『ハロー張りネズミ』、熱くなりすぎずオシャレになりすぎない“程よい熱”の俳優・瑛太
大きな転機となったのは、坂元裕二・脚本の『それでも、生きてゆく』(フジテレビ系)だろう。本作で瑛太は、小学生の時に妹を同級生に殺されたことが原因で家族が崩壊し、引きこもるように暮らしている青年・深見洋貴を好演。深見は妹を殺した殺人犯の妹・双葉(満島ひかり)と出会い、事件と向き合うことで成長していく難しい役を、説得力のある芝居で演じきった。
本作で共演した満島を筆頭に、『まほろ駅前番外地』の松田龍平、『ラスト・フレンズ』(フジテレビ系)の上野樹里など、瑛太は個性的な芝居をする俳優とペアを組むことが多い。『ハロー張りネズミ』なら森田がそうなのだが、多くの場合、瑛太ではなく共演した俳優のエキセントリックな芝居に注目が集まる。しかし、共演俳優が輝くのは瑛太の受けの芝居が見事だからだ。
瑛太の演技はいい意味で、薄味で微温である。『ハロー張りネズミ』で演じる五郎は「義理と人情を重んじる」と言うが、そこに暑苦しさはなく、どこか飄々としている。だから、盛り上がるところも盛り上げすぎない。
例えば第3話、ビジネスホテルで深田が演じる蘭子と五郎が抱き合いそうになる場面がある。しかし五郎は「バカなこと言うんじゃないよ~」と言って、蘭子を落ち着かせる。この場面は五郎が劇中で言うとおりアニメ映画『ルパン三世 カリオストロの城』でルパンがヒロインのクラリスに言うセリフのモノマネなのだが、ここで熱くなりすぎないことで、ドラマ内の快適な温度が保たれるのだ。
仮に五郎を演じるのが藤原竜也や小栗旬だったら、暑苦しくて見ていられなかったと思う。逆に『リバースエッジ 大川端探偵社』で大根とタッグを組んだオダギリジョーなら、あまりにもクールでスタイリッシュになりすぎていただろう。

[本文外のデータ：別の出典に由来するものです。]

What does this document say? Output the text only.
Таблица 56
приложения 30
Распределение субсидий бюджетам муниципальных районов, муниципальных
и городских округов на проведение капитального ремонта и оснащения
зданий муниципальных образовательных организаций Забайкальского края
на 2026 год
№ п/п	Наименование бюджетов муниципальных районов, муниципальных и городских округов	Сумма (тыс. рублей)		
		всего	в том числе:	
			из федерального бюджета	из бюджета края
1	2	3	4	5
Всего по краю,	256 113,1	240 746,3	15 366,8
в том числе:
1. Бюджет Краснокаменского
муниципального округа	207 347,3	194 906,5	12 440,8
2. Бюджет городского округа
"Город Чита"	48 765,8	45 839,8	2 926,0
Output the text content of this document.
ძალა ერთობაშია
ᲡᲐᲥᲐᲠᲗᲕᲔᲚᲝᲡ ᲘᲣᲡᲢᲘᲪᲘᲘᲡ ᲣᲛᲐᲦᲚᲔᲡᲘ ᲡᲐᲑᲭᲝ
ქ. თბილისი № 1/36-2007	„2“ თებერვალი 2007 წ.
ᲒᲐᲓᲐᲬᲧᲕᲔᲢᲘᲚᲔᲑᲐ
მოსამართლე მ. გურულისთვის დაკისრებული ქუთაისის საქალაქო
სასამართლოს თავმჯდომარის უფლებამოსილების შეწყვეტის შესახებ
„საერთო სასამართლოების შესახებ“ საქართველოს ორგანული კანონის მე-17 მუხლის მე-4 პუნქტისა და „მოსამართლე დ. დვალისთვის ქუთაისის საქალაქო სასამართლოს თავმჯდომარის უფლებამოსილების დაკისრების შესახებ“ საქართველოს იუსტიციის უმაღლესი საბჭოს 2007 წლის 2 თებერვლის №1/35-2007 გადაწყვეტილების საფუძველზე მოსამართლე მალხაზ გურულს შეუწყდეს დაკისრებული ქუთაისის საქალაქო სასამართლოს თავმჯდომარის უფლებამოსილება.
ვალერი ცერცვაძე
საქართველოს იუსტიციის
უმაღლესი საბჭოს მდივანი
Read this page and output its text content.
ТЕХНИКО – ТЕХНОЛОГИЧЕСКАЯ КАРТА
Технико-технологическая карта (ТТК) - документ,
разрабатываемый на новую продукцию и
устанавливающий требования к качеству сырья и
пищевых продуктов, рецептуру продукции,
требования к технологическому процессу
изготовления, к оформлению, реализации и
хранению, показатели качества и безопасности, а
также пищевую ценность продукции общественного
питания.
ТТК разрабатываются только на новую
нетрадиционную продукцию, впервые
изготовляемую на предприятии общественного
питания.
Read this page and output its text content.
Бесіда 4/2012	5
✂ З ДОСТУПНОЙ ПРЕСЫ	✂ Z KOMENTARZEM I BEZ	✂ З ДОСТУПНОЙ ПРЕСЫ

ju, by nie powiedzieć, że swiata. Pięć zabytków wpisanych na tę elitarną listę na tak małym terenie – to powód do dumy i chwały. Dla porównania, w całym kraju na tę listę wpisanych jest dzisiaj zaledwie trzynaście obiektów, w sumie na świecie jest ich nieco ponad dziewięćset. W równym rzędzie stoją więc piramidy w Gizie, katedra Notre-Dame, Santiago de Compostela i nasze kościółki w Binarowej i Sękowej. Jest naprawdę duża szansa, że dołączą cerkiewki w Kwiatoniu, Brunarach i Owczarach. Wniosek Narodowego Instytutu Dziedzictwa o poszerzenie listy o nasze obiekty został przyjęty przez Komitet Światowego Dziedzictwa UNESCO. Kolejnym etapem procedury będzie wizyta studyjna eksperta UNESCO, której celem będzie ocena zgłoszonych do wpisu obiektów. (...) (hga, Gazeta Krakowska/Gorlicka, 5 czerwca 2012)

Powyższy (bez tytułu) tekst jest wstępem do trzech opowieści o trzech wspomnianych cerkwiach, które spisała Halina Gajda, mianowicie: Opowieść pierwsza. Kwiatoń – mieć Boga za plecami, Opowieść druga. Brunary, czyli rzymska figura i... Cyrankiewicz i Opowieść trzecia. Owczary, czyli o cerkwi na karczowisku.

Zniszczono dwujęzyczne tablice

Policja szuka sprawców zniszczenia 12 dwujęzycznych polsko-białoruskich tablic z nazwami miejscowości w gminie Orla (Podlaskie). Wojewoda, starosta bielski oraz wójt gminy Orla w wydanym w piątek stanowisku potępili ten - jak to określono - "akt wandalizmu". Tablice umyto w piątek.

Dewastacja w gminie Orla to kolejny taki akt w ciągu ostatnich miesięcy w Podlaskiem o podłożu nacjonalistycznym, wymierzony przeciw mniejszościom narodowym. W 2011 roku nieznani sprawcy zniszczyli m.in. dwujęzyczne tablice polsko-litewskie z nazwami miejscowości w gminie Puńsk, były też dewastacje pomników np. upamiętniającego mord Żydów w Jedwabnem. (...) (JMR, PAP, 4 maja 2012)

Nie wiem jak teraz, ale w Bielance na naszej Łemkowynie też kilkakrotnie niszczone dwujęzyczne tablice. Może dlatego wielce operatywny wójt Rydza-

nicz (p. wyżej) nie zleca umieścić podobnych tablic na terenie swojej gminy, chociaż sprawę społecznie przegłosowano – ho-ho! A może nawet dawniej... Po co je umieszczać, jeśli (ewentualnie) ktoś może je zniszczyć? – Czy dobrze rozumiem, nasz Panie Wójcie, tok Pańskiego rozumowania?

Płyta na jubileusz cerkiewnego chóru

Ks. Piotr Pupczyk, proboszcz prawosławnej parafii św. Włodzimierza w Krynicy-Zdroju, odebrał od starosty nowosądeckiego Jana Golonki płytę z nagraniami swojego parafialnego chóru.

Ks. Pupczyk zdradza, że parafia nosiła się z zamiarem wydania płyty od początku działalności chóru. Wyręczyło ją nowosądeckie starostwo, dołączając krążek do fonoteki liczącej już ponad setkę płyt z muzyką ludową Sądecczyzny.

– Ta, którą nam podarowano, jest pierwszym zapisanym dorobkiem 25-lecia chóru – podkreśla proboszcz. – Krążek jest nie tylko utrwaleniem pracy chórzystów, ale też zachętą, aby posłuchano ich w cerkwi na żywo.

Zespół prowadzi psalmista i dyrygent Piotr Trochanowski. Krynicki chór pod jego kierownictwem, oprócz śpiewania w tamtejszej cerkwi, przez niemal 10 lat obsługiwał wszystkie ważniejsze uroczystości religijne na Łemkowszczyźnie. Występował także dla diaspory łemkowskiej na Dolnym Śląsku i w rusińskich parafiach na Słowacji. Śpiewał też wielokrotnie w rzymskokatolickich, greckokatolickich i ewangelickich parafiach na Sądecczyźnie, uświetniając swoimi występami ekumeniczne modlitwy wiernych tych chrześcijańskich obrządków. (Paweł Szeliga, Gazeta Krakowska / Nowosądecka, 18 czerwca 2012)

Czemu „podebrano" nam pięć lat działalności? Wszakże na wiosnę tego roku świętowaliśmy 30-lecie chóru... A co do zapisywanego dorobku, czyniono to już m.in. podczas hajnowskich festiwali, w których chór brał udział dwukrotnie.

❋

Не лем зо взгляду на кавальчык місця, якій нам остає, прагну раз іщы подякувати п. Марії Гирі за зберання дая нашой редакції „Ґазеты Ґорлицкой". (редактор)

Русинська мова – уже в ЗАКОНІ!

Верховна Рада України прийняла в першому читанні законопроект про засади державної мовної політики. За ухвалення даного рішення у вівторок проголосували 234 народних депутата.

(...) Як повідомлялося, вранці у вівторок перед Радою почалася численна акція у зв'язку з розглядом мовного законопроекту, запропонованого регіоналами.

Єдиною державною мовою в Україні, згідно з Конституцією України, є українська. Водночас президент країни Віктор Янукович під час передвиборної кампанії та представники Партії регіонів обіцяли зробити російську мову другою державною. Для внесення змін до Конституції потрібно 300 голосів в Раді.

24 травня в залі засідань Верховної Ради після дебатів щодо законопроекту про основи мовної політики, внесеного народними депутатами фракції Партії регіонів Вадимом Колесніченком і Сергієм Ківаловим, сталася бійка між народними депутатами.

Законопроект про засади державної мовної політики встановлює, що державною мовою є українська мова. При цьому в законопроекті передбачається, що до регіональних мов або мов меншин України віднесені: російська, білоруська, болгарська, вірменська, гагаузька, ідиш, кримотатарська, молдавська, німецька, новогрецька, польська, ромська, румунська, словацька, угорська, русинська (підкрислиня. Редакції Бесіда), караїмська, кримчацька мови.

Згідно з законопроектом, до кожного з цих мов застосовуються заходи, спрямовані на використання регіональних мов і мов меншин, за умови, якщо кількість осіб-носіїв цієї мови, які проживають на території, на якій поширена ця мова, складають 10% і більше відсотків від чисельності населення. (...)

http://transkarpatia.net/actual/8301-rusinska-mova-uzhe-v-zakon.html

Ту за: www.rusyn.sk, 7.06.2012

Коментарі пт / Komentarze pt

瑛太が大根作品に出るのは『まほろ駅前番外地』以来だが、あのドラマは便利屋を主人公にした脱力系の事件モノに見えて、実は熱い作品となっていた。『ハロー張りネズミ』もオシャレだが、人情ドラマとしての程よい熱もしっかりとある。この「程よい熱」を体現できる俳優と考えた時、瑛太以外には思いつかない。
おそらく瑛太の演技の温度がちょうどいいのは、役者として注目されたいというエゴが薄いからだろう。こういう俳優は作品全体のことを考えて演技をするので、共演俳優の力を引き出し、作品全体のレベルを底上げさせる。
そんな瑛太の縁の下の力持ちとしての姿が、依頼人のために走り回る七瀬五郎の姿とどこか重なるところが本作の面白さなのだ。